How to do two step sorting based on condition in dataflow ADF


I am working on ADF data flow and I am trying to implement a logic for two step sorting in my source data. The requirement is like, I have 1 primary key and 2 date columns : example- id, date1 and date2 Requirement- (i) if there is duplicate data with same id in source file then the row which has maximum date1 should be picked else, (ii) if there is duplicate data with same id and if the date1 is also same for them then the row which has maximum date2 should be picked and sent to output.

I tried giving two sorting one after another in Aggregate stage but currently I am getting random values from both duplicate rows which is wrong.

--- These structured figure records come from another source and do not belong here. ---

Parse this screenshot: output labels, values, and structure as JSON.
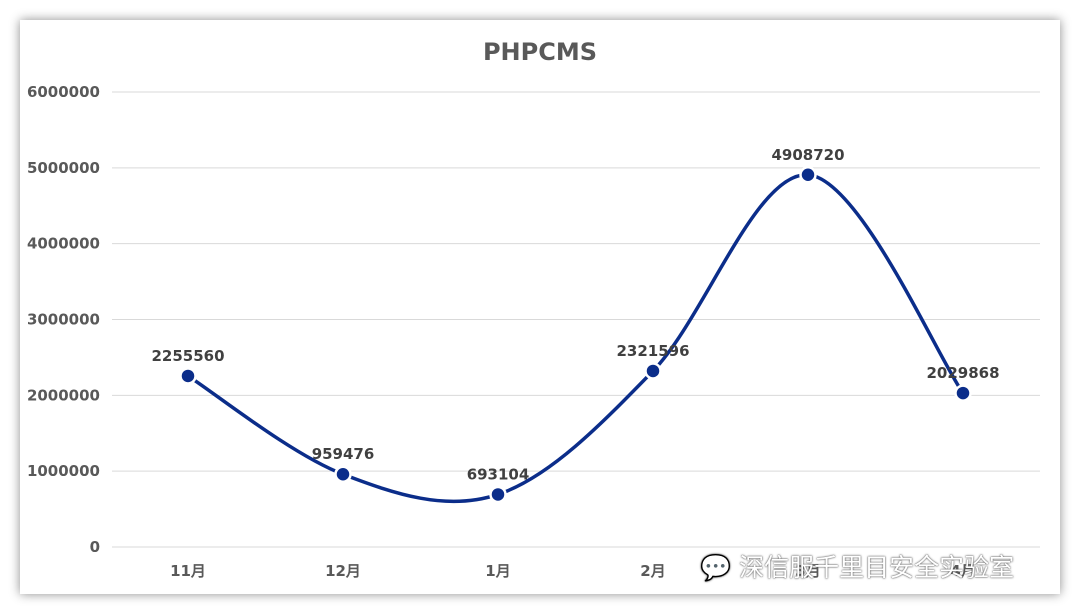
{
  "watermark": {
    "text": "深信服千里目安全实验室"
  },
  "chart_data": {
    "type": "line",
    "title": "PHPCMS",
    "xlabel": "",
    "ylabel": "",
    "categories": [
      "11月",
      "12月",
      "1月",
      "2月",
      "3月",
      "4月"
    ],
    "series": [
      {
        "color": "#0b2d8a",
        "values": [
          2255560,
          959476,
          693104,
          2321596,
          4908720,
          2029868
        ],
        "labels": [
          "2255560",
          "959476",
          "693104",
          "2321596",
          "4908720",
          "2029868"
        ]
      }
    ],
    "ylim": [
      0,
      6000000
    ],
    "yticks": [
      "0",
      "1000000",
      "2000000",
      "3000000",
      "4000000",
      "5000000",
      "6000000"
    ],
    "smooth": true,
    "grid": true,
    "legend": "none"
  }
}
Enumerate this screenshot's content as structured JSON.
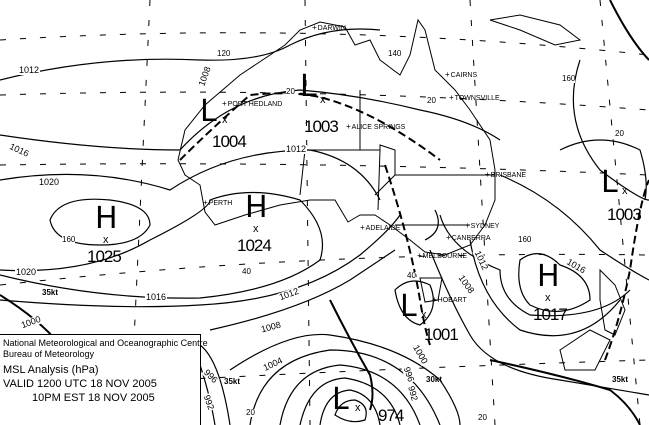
{
  "legend": {
    "org_line1": "National Meteorological and Oceanographic Centre",
    "org_line2": "Bureau of Meteorology",
    "title": "MSL Analysis (hPa)",
    "valid_utc": "VALID 1200 UTC 18 NOV 2005",
    "valid_local": "10PM EST 18 NOV 2005"
  },
  "pressure_systems": [
    {
      "type": "L",
      "value": "1004"
    },
    {
      "type": "L",
      "value": "1003"
    },
    {
      "type": "H",
      "value": "1024"
    },
    {
      "type": "H",
      "value": "1025"
    },
    {
      "type": "L",
      "value": "1003"
    },
    {
      "type": "H",
      "value": "1017"
    },
    {
      "type": "L",
      "value": "1001"
    },
    {
      "type": "L",
      "value": "974"
    }
  ],
  "center_marker": "x",
  "cities": [
    "DARWIN",
    "PORT HEDLAND",
    "ALICE SPRINGS",
    "CAIRNS",
    "TOWNSVILLE",
    "BRISBANE",
    "PERTH",
    "ADELAIDE",
    "SYDNEY",
    "CANBERRA",
    "MELBOURNE",
    "HOBART"
  ],
  "isobar_labels": [
    "1012",
    "1008",
    "1016",
    "1012",
    "1020",
    "1020",
    "1016",
    "1012",
    "1008",
    "1004",
    "1000",
    "996",
    "992",
    "1008",
    "1012",
    "1016",
    "1000",
    "996",
    "992"
  ],
  "grid_labels": [
    "120",
    "140",
    "160",
    "20",
    "20",
    "40",
    "40",
    "160",
    "20",
    "20",
    "160",
    "20"
  ],
  "wind_labels": [
    "35kt",
    "35kt",
    "30kt",
    "35kt"
  ]
}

Can anyone help me to get this requirement? Thank you


Solution

  • In order to get the maximum date1 for the same ids and maximum date2 for same id,date1 combination, you have to first get the max date2 value for the same id and date1. Then check for the maximum date1 for id column. Below is the detailed approach.

    1. Use a Source transformation to read the data from your source file.

    Sample input

    id date1 date2
    1 2023-01-01 2023-01-03
    1 2023-01-02 2023-01-02
    2 2023-01-02 2023-01-01
    2 2023-01-02 2023-01-02

    The sample input that is taken has three columns: id, date1, and date2.

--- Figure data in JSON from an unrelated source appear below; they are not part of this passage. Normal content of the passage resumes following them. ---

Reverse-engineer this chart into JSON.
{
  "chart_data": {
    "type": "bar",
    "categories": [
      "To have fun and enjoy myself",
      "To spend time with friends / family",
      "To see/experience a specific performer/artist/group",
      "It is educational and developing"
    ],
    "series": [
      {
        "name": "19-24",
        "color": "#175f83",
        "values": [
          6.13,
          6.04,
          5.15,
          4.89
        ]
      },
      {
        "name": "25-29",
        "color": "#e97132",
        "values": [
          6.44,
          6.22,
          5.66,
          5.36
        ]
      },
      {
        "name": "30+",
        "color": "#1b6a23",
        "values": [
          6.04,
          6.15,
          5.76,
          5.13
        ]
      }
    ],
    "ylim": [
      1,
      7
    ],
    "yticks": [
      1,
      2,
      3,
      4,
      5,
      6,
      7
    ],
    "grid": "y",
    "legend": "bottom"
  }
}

    1. Use an Aggregate transformation to group the data by the id and date1 columns and calculate the maximum value of date2 for each group. This will ensure that for each id and date1 combination, you get the maximum value of date2. You can use the following expression in the Aggregate transformation:

      groupBy(id, date1),
      date2 = max(date2) 
      

    gif1

    The output of this transformation will have three columns: id, date1, and date2 (max value of date2).

    id date1 date2
    1 2023-01-01 2023-01-03
    1 2023-01-02 2023-01-02
    2 2023-01-02 2023-01-02
    1. Use another Aggregate transformation to group the data by the id column and calculate the maximum values of date1 for each id group. This will ensure that for each id, you get the maximum values of date1. You can use the following expression in the Aggregate transformation:

      groupBy(id),
      date1 = max(date1)
      

    gif1

    id date1
    1 2023-01-02
    2 2023-01-02
    • Then use the Join transformation to join the output of the two Aggregate transformations based on the id and date1 columns.

    gif1

    • Use the select transformation to select the id, date1, and date2 columns from the output of the Join transformation and remove duplicate fields.
    id date1 date2
    1 2023-01-02 2023-01-02
    2 2023-01-02 2023-01-02

    This will ensure that you get the rows that satisfy your two-step sorting logic.